With MySQL buy, will Sun set on its other database partners?

New siblings insist there's no sign of parental favoritism

By paying $1 billion for MySQL AB, Sun Microsystems Inc. has anointed the popular open-source database the centerpiece of the open-source software stack it is trying to build.

So what happens to all of the other databases, especially the proprietary ones, that Sun supports and sells today? Will those arrangements quickly become history, as Sun embraces the open-source way? Or will customer demand force Sun to only slowly disentangle from proprietary software vendors? Or will the company withdraw at all?

Database vendors that partner with Sun today and that were willing to comment insist they are confident their relationships will remain unaffected.

"Relationships aren't always dictated by the vendors, but by the customers," said Raj Nathan, chief marketing officer at Sybase. Sun and Sybase are longtime partners, especially with banking customers, for whom Sun's high-performance servers and Sybase's databases remain popular.

Nathan noted that Sun has long competed with Sybase in the application server market. "As much as people would like to draw up a black and white list of who's your friend and who's your enemy, it's no longer like this," he said. "The software industry has changed in this regard in the last six or seven years."

In a Jan. 19 blog posting, Jonathan Schwartz, Sun's president and CEO, wrote that he "wanted to be as clear as I could: this transaction increases our investment in open source, and in open source databases. And increases our commitment to Postgres -- and the database industry broadly. The same goes for our work with Apache Derby, and our JavaDB [Sun's version of Derby]."
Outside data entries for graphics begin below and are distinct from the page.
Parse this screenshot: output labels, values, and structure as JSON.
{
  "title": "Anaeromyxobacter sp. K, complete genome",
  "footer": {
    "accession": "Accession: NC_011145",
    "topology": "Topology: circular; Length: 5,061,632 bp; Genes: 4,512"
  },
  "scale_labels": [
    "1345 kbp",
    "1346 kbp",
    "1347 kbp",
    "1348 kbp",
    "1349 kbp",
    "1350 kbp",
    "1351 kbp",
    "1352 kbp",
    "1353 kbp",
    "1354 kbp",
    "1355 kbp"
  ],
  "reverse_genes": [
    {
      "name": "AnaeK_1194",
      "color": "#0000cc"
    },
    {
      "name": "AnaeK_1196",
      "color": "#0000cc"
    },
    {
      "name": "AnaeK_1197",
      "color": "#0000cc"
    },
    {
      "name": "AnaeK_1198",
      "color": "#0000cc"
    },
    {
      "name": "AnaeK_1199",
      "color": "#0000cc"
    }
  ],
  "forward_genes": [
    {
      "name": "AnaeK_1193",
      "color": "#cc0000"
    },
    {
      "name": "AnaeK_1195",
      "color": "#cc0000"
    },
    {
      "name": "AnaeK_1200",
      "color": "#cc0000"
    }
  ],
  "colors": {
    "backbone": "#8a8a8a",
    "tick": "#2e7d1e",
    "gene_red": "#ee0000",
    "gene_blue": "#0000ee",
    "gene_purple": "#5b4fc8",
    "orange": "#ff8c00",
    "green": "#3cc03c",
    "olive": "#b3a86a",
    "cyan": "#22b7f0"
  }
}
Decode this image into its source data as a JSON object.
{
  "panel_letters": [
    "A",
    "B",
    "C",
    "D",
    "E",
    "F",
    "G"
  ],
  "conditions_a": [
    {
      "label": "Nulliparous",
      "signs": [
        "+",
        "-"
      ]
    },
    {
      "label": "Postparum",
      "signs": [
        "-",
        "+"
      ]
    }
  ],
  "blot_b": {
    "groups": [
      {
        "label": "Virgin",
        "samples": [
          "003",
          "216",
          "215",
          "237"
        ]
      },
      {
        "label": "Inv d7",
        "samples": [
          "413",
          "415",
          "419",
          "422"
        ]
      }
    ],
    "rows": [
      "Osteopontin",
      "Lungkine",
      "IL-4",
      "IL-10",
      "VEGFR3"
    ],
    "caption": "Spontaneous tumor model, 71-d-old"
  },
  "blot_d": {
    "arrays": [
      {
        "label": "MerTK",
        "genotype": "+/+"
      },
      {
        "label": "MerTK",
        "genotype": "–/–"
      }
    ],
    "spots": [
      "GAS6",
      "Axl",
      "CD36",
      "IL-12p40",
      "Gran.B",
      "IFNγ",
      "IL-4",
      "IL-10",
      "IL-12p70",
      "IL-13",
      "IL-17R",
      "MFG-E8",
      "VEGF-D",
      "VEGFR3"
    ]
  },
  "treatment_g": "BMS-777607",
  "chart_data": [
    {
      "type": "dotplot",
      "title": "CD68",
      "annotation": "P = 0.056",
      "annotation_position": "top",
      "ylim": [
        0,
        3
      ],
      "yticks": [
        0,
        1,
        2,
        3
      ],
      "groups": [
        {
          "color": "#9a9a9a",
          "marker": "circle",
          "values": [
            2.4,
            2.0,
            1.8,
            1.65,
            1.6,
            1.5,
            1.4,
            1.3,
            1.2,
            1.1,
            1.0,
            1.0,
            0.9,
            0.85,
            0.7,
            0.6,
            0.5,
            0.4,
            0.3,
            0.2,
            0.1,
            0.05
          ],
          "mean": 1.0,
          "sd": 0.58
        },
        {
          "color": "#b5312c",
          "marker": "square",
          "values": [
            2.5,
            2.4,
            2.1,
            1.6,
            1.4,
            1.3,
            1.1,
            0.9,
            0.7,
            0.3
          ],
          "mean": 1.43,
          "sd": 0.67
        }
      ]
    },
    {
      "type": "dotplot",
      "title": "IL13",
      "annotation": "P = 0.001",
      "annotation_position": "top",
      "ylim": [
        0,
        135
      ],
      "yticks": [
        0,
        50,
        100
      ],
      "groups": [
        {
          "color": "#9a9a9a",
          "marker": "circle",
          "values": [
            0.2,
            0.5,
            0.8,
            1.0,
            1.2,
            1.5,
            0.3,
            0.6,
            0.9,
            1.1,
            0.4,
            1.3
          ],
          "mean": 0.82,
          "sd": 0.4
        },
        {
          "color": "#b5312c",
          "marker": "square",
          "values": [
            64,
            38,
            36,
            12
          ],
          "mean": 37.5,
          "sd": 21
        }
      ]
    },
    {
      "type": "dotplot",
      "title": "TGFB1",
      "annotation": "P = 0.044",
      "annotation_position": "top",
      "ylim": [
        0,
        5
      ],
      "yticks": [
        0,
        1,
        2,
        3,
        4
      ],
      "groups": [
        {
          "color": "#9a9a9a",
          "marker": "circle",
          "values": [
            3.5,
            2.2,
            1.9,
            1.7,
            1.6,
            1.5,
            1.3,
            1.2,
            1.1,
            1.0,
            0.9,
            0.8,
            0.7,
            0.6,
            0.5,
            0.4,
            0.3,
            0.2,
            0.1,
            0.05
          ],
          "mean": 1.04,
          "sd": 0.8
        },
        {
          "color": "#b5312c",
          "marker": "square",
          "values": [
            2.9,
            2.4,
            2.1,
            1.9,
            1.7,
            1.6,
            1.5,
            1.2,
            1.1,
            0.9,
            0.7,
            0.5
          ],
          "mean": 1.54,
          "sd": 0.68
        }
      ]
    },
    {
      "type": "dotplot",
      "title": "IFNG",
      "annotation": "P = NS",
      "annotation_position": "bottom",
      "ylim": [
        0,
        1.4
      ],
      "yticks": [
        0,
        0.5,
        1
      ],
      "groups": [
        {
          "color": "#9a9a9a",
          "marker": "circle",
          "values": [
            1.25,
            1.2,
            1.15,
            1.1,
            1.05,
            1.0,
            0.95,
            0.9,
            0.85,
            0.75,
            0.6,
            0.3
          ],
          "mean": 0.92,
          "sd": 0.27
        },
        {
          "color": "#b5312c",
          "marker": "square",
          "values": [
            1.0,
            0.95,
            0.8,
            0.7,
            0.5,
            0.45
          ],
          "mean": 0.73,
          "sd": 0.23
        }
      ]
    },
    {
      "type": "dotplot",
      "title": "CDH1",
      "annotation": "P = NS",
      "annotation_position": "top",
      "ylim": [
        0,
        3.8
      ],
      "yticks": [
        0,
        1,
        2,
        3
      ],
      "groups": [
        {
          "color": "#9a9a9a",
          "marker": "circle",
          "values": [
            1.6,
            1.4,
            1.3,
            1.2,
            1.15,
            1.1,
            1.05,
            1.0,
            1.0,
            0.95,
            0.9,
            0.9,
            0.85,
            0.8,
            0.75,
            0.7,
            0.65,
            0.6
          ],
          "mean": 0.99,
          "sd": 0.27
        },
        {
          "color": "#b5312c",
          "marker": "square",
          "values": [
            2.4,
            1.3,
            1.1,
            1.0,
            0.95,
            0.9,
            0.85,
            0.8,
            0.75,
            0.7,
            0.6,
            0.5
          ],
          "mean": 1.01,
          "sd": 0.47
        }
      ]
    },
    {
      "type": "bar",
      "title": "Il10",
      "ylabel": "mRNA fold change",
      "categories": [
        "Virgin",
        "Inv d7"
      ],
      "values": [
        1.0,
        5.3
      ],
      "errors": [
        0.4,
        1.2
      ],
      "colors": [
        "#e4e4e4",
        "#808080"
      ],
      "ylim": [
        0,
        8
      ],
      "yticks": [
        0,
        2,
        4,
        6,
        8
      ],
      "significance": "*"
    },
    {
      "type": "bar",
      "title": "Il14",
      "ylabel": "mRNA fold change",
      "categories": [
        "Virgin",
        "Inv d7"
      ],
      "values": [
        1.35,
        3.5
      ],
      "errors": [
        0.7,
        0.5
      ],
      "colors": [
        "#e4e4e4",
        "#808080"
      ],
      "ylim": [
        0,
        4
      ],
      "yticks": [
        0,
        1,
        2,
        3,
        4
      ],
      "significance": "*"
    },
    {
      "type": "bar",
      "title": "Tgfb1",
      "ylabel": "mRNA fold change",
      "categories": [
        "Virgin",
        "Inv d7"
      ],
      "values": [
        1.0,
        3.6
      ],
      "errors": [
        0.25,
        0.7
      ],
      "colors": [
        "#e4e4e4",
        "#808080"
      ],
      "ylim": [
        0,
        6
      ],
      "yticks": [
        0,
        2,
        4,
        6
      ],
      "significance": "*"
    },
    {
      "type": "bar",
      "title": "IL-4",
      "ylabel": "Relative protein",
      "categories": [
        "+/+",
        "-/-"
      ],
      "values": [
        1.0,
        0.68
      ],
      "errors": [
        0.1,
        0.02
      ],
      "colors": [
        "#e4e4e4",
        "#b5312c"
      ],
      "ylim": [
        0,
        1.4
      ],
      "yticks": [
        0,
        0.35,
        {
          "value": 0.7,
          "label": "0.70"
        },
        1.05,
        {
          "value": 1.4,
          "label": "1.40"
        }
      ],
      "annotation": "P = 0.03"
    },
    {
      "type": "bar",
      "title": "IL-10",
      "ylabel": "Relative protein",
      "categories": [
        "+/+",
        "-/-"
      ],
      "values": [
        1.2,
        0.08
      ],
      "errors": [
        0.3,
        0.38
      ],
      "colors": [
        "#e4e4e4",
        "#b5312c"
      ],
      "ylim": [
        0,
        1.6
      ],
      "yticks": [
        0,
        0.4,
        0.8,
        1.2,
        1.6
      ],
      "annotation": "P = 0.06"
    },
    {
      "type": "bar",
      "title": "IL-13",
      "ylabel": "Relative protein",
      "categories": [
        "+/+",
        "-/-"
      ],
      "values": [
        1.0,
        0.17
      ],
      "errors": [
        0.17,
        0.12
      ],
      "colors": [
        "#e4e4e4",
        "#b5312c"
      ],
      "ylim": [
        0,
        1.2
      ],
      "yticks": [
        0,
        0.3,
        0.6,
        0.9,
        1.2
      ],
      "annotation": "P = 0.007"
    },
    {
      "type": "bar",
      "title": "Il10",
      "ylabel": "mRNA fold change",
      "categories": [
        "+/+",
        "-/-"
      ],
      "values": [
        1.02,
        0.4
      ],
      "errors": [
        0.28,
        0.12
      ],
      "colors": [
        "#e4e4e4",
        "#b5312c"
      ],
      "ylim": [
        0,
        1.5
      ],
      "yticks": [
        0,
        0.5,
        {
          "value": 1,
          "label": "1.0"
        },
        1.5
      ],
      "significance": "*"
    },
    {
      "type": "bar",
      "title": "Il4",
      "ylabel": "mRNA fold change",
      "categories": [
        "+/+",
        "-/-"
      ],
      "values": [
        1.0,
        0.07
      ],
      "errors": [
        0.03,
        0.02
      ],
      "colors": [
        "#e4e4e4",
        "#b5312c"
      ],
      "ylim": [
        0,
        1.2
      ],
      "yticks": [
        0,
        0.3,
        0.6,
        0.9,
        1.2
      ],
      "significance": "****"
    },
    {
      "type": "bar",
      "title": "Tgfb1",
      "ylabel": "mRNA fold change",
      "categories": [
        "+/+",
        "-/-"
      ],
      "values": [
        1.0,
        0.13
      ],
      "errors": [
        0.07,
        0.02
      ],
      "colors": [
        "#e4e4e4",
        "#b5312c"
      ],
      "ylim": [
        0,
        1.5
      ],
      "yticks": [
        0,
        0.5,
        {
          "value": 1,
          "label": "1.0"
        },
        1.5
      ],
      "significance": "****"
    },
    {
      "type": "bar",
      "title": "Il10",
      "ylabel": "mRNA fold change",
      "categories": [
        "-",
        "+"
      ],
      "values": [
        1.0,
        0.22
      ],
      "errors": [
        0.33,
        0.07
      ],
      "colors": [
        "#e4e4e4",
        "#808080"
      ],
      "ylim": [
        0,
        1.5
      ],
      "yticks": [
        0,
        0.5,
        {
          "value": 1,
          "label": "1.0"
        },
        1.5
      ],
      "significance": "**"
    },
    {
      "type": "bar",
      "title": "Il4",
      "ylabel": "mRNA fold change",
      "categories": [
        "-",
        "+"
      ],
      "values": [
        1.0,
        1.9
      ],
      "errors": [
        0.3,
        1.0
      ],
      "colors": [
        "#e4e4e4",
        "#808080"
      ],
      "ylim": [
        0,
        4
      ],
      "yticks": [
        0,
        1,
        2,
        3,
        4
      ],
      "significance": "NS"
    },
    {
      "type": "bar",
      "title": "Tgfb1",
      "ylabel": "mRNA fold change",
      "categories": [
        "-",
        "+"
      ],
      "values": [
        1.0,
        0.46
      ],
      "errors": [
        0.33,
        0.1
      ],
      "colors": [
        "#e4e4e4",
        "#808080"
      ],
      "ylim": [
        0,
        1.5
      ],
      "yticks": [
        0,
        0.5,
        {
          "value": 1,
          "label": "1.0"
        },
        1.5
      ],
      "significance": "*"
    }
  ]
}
Parsing Schwartz's commitment to "the database industry broadly," it seems possible that Sun eventually could withdraw from supporting or selling individual proprietary databases, such as Sybase, Teradata or Oracle.

Sun and Oracle have a major alliance around so-called "optimized [data] warehouse solutions."

During a Jan. 16 conference call with Wall Street analysts after the MySQL deal was announced, Schwartz said that Sun and Oracle have "worked together for decades" and that they plan to continue doing so. However, he added that Sun wants to broaden "the portfolio of choice" that it offers to customers.

"Our customers value Oracle's presence in the marketplace, but they also value Windows in the marketplace, [and] they also value MySQL in the marketplace," he said. "We're definitely looking to partner with a whole diversity of companies that historically we may not have partnered with, such as Intel, IBM and Dell. We think there's opportunity everywhere we look, and we're not interested in closing off any of that opportunity."

An Oracle spokeswoman declined to comment on the potential ramifications of the Sun-MySQL deal.

But Bob Zurek, chief technology officer at EnterpriseDB Corp., said he thinks that "Sun is firing up a big battle with Oracle" through the MySQL acquisition. "The battle lines are being formed. I think we'll see another database war," Zurek said. He argues that EnterpriseDB, because of its strong Oracle compatibility and roots in the open-source PostgreSQL database, will benefit.

EnterpriseDB also provides support for instances of PostgreSQL bundled into Sun Solaris 10 servers.

"Our relationship with Sun will continue, I don't see that changing," said Zurek.

Before buying MySQL, PostgreSQL was Sun's favorite open-source database. Greenplum Inc. makes a data warehousing appliance that runs PostgreSQL on a Sun Fire X4500 server.

A week after buying MySQL, Sun invested in the privately-held Greenplum.

Miriam Tuerk, CEO of InfoBright Inc., a vertical database startup whose storage engine works inside MySQL, argues that Sun may eventually cut off relationships with non-open-source software.

Sun wants "MySQL to lead them in a different direction," she said, which is fine with her. "We're on board the Sun train. We love them."